Notwithstanding the prevailing idea that women were weak and fragile vessels who needed tender protection, female patients at Bedlam were not treated particularly gently. Wakefield describes his visit to the womens’ section as follows: “each [inmate was] chained by one arm or leg to the wall…The nakedness of each patient was covered by a blanket-gown only… One female thus chained, was an object remarkably striking; she mentioned her maiden and married names, and stated that she had been a teacher of languages…The Committee can hardly imagine a human being in a more degraded and brutalizing situation than that in which I found this female, who held a coherent conversation with us, and was of course fully sensible of the mental and bodily condition of those wretched beings [also incarcerated there]”. Sexual assault by male keepers was a problem faced by many women at Bedlam. John Haslam, author of the 1815 Report from the Committee on Madhouses, alleged that “some years ago, a female patient had been impregnated twice, during the time she was in the Hospital; at one time she miscarried; and the person who was proved to have had connexion with her, being a keeper, was accordingly discharged”.
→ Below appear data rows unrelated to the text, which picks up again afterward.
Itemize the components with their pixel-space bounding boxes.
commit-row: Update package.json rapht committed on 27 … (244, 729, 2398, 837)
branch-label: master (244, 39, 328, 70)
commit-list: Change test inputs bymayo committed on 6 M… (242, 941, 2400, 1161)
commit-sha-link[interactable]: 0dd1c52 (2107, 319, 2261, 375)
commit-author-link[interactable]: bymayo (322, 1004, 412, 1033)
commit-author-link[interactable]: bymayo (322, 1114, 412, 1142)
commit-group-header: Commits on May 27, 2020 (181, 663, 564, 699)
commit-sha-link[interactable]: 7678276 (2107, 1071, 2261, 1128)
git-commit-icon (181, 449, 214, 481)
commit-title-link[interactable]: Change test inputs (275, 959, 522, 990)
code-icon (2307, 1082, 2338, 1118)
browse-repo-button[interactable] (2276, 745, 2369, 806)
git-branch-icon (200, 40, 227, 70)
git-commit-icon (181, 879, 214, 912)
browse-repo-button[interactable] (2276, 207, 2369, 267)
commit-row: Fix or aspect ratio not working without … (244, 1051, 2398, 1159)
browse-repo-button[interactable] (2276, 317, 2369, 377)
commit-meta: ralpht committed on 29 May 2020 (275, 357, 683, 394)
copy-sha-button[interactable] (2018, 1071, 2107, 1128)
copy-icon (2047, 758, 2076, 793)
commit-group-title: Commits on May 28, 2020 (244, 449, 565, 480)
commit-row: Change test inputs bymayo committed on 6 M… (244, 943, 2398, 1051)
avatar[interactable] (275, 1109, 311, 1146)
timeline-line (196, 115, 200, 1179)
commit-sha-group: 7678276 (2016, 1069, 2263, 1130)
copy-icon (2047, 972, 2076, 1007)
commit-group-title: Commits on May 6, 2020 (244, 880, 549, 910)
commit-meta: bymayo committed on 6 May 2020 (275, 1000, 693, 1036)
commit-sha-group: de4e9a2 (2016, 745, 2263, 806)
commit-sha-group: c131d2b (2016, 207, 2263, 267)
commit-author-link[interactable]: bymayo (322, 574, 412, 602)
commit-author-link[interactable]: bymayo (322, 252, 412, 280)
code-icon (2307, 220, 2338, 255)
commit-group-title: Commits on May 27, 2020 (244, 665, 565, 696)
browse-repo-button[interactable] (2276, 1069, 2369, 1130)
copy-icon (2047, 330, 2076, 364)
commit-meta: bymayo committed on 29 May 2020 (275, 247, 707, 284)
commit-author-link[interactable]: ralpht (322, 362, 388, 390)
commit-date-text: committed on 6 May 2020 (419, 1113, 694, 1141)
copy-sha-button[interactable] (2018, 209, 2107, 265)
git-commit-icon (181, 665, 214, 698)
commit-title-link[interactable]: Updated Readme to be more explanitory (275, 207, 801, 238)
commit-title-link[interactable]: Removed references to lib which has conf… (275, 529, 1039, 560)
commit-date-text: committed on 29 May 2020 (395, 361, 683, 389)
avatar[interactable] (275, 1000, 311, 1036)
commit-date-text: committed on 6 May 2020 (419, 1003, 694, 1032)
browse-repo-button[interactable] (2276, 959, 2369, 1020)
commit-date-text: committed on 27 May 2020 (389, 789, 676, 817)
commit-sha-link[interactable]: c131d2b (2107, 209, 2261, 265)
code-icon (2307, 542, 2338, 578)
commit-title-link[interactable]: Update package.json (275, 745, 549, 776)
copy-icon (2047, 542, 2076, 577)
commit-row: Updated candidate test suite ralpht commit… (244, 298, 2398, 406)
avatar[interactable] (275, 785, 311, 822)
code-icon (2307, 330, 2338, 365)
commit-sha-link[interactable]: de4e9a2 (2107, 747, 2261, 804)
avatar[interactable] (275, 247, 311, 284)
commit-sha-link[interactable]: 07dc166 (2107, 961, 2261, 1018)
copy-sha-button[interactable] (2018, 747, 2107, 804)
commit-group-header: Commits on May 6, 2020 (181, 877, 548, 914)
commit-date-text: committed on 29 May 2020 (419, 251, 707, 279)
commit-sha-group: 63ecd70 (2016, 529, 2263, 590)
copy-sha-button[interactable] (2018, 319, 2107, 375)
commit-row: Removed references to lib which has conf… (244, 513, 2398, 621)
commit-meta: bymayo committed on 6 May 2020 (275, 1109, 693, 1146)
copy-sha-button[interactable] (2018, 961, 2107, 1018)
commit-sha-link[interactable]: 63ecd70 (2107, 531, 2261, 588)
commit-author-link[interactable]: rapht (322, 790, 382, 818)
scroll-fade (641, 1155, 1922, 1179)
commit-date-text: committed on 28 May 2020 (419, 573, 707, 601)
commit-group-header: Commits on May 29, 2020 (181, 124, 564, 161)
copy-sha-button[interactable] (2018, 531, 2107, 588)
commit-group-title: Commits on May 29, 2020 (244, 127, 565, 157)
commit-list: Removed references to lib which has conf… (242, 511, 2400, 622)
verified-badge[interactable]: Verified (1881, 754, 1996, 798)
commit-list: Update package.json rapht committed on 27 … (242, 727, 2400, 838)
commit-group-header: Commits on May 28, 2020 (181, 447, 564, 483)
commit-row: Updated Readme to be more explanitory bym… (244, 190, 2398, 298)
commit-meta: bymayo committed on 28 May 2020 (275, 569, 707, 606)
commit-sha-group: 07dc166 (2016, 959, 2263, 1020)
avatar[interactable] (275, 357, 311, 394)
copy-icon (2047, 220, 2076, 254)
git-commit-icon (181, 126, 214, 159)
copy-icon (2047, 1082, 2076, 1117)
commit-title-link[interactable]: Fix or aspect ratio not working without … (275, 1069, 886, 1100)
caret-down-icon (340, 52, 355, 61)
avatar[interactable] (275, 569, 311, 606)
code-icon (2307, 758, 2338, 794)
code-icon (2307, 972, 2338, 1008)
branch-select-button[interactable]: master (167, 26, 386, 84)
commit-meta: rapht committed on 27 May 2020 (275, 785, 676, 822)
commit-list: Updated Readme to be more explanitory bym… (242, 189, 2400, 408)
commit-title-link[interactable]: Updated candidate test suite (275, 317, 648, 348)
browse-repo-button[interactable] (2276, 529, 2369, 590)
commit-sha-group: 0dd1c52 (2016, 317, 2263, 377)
Following Wakefield’s revelations, Thomas Monro, Bedlam’s principal physician, resigned after being accused of “wanting in humanity” towards his patients. Wakefield’s testimony, combined with reports about patient maltreatment at other asylums helped prompt a campaign for national lunacy reform, resulting in the establishment of a House of Commons Select Committee on Madhouses in 1815. This examined the conditions under which the insane were confined in county asylums, private madhouses, charitable asylums and in the lunatic wards of Poor Law workhouses.
Gradually, attitudes to madness changed across the medical profession and more widely in society. The emphasis increasingly shifted from the external control of the insane through physical restraint and coercion, to their moral management whereby a system of punishment and reward would encourage self-discipline. Bedlam itself became a more humane place under the influence of William Hood, who became chief medical superintendent in 1853. A further House of Commons Select Committee on the Operations of the Lunacy Laws, which met in 1877, heard the testimony of Sir James Coxe, who echoed society’s changing attitudes towards madhouses: “I think it is a very hard case for a man to be locked up in an asylum and kept there; you may call it anything you like, but it is a prison.” It was, however, not until 1890 that the status of lunatics was changed, by parliamentary legislation, from prisoners to patients.